I also can’t stop daydreaming about the wedding day. The moment I replay most in my head is walking down the aisle…with my papa…surrounded by all my loved ones….towards the man I love….the man that I’ve chosen to become my husband. I actually get al little choked up every time I think of it. I’m not sure I will make it down the aisle without crying. I’ve been so focused on silly wedding details for the last eight months…like what cake should we get…what shoes should I wear…what party favors…that I didn’t give much thought to the bigger picture. Crazy, huh? But now that most of the details have been figured out, I’m overcome with the magnitude of the day. The way in which this moment will change the course of my life. It’s exciting. It’s meaningful. It’s big. It’s a tad overwhelming. But, mostly it just makes me smile. Marrying Brian is probably the best decision I’ve ever made. I know, I know, I’m so annoyingly mushy!
To balance out all my mushiness here’s a few recent wedding moments that were not so mushy….
– the three-hour meeting we had with our wedding planner.

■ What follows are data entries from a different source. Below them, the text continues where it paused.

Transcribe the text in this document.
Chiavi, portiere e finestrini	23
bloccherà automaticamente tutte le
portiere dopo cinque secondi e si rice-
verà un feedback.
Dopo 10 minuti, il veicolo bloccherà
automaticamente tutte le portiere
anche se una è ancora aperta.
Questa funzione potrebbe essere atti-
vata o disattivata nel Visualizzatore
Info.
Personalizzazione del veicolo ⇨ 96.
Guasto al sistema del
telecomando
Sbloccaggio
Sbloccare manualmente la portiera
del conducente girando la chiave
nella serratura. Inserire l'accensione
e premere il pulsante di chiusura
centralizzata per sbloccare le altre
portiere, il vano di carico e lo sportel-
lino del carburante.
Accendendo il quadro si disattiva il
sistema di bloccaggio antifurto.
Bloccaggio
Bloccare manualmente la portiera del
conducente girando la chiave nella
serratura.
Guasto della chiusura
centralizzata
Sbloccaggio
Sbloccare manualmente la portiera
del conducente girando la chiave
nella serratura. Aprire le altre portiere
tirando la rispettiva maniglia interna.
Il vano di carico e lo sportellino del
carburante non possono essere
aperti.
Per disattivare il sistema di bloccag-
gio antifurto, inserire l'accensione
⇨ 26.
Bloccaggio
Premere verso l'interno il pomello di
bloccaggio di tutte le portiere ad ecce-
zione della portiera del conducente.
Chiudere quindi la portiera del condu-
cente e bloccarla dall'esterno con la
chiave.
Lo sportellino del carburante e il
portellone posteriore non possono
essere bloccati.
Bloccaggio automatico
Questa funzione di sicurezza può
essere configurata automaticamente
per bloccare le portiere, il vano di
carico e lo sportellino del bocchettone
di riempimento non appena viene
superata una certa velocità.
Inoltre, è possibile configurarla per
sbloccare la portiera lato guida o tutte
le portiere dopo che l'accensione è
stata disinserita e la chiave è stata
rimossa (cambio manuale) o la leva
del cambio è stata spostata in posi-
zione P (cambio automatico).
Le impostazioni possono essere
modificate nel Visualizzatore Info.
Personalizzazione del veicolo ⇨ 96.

By hour two Brian looked like he was having an out-of-body experience. It was painful to watch.
– when our incredibly PROPER and LOVELY wedding planner asked us if we would like to hand out glow sticks to our guests during the dancing portion of the evening and Brian deadpanned…not unless we are handing out drugs as well. She looked a bit horrified. I’m still not sure if she knows he was kidding.
– When Brian dryly said, “I’m not hugely excited about the unity candle thing” quickly deflating my unity candle plans.
“A successful marriage requires falling in love many times, always with the same person.”